Asked what her plan is in light of the incident, Ms McEntee there are a number of elements.

“Firstly, it’s making sure that we have the resources on the ground and obviously ensuring that we have as many members, as many new gardaí on the ground going through Templemore. While the numbers have not been to the level that I would like this year, we can see that steady increase.”

She also listed investing in new technology and equipment, including new garda cars and bikes; community partnerships and working with the local authority; and changing laws and increasing penalties for those types of assaults.

“Separate to that we’re working on legislation that would bring in body worn cameras to support and keep our gardaí safe, but also to help enhance CCTV around the town.”

Ms McEntee also indicated that the age for recruitment could increase beyond 35 in an effort boost the force.

Meanwhile, the chief executive of the business group Dublin town said there should be a return of measures that deter antisocial behaviour in Dublin city centre.

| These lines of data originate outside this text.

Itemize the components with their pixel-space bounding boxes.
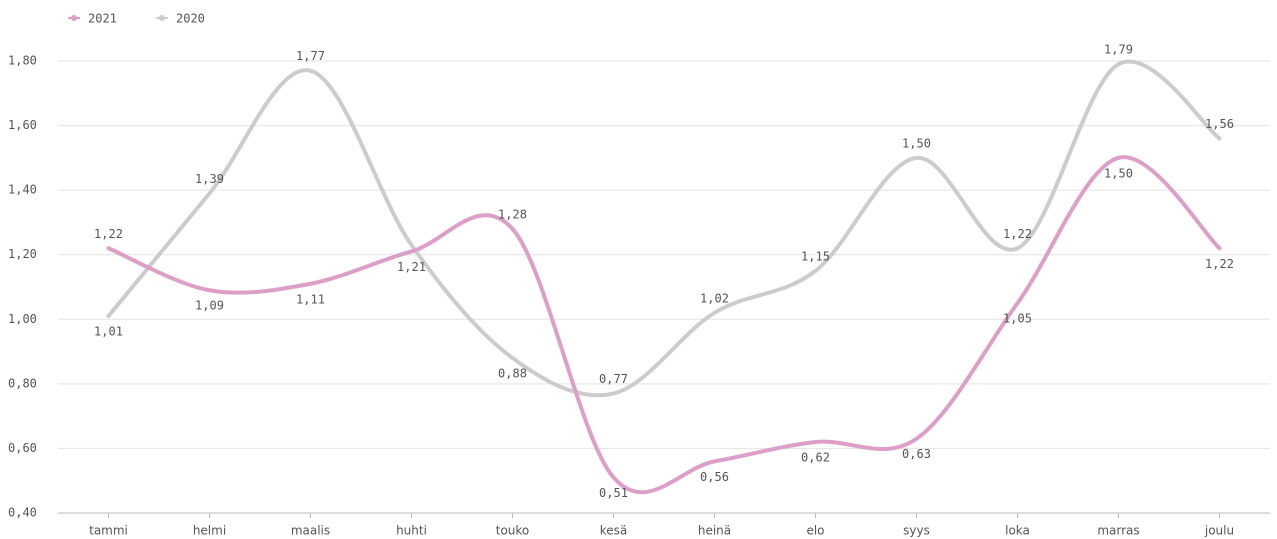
- data-label: 1,22: [1003, 227, 1032, 241]
- data-label: 0,63: [902, 447, 931, 461]
- data-label: 1,56: [1205, 117, 1234, 131]
- data-label: 1,05: [1003, 312, 1032, 326]
- y-tick-label: 0,80: [8, 376, 37, 390]
- x-tick-label: kesä: [600, 524, 628, 538]
- data-label: 1,02: [700, 291, 729, 305]
- x-tick-label: elo: [806, 524, 824, 538]
- data-label: 0,88: [498, 367, 527, 381]
- data-label: 0,62: [801, 450, 830, 464]
- data-label: 1,01: [94, 325, 123, 339]
- data-label: 0,77: [599, 372, 628, 386]
- y-tick-label: 0,60: [8, 441, 37, 455]
- x-tick-label: syys: [903, 524, 930, 538]
- data-label: 1,50: [1104, 166, 1133, 180]
- x-tick-label: joulu: [1204, 524, 1234, 538]
- x-tick-label: touko: [496, 524, 530, 538]
- data-label: 0,51: [599, 486, 628, 500]
- series-line: [106, 59, 1222, 398]
- y-tick-label: 1,00: [8, 312, 37, 326]
- data-label: 1,50: [902, 136, 931, 150]
- legend-dot: [71, 15, 77, 21]
- data-label: 1,21: [397, 260, 426, 274]
- data-label: 1,77: [296, 49, 325, 63]
- x-tick-label: tammi: [89, 524, 128, 538]
- data-label: 1,39: [195, 172, 224, 186]
- x-tick-label: helmi: [193, 524, 226, 538]
- data-label: 1,09: [195, 299, 224, 313]
- legend-label: 2021: [88, 12, 117, 26]
- data-label: 1,22: [94, 227, 123, 241]
- data-label: 1,15: [801, 249, 830, 263]
- y-tick-label: 0,40: [8, 506, 37, 520]
- x-tick-label: marras: [1097, 524, 1139, 538]
- y-tick-label: 1,80: [8, 54, 37, 68]
- data-label: 1,79: [1104, 43, 1133, 57]
- y-tick-label: 1,60: [8, 118, 37, 132]
- y-tick-label: 1,20: [8, 247, 37, 261]
- y-tick-label: 1,40: [8, 183, 37, 197]
- x-tick-label: loka: [1005, 524, 1030, 538]
- data-label: 1,22: [1205, 257, 1234, 271]
- data-label: 0,56: [700, 470, 729, 484]
- data-label: 1,28: [498, 207, 527, 221]
- x-tick-label: huhti: [396, 524, 427, 538]
- x-tick-label: heinä: [698, 524, 731, 538]
- series-line: [106, 155, 1222, 495]
- legend-label: 2020: [176, 12, 205, 26]
- legend-dot: [159, 15, 165, 21]
- data-label: 1,11: [296, 292, 325, 306]
- x-tick-label: maalis: [291, 524, 330, 538]
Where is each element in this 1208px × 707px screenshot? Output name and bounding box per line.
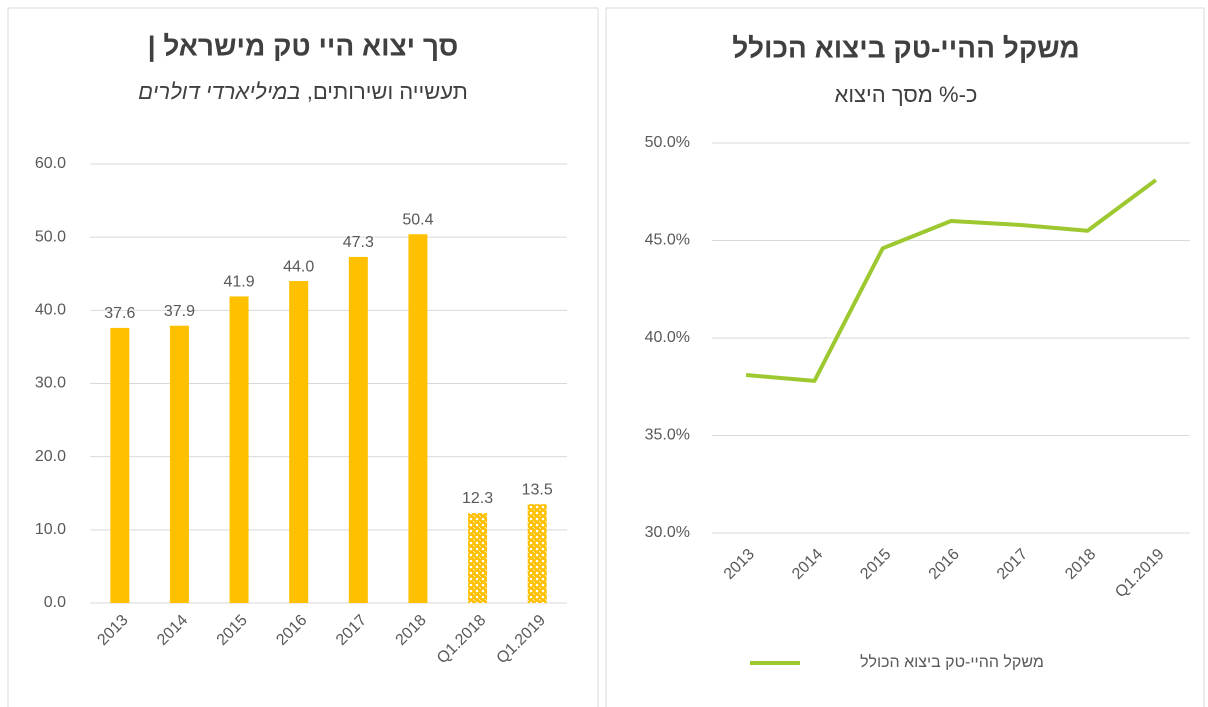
subtitle-italic: במיליארדי דולרים bbox=[138, 79, 300, 104]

Speaking on RTÉ Radio 1’s Morning Ireland, Richard Guiney said: “We do need to bring back what we were doing that was successful. We’ve been advocating for doing the right thing for a number of years. And I’m very disappointed that some of the things that were working ceased to be implemented.”

Mr Guiney said that post pandemic there seemed to be more aggressive behaviour among young people “who don’t know how to behave themselves”.

The “drug of choice” had changed from heroin to crack cocaine which meant drug users were “more on edge”, he also said.

“We’ve been here before and we have addressed successfully before many of the issues that are arising … The Small Areas Policing was very successful. That was where guards were assigned responsibility for particular parts of the city. That was a very good initiative,” Mr Guiney said.

“It’s not only a policing issue. I think we also need to consider the very high levels of concentration of social services within the core city and particularly around the Talbot Street area.” Mr Guiney said best international practice reports indicated that overconcentration of such services for vulnerable people facilitated drug dealing.

In Wednesday night’s attack at Talbot Place, which is between Talbot Street and Store Street, words were exchanged before the gang started kicking and punching the victim, including as he lay on the ground, in what sources described as an “entirely unprovoked” attack.

The man was taken to Beaumont Hospital where he is being treated in intensive care. Doctors believe he received a number of kicks to the head. A source described his injuries as “life-changing but not life-threatening”.

Gardaí are confident they have identified at least one of the three attackers. The gang, believed to live in the local area, is suspected of being involved in other recent assaults in the area.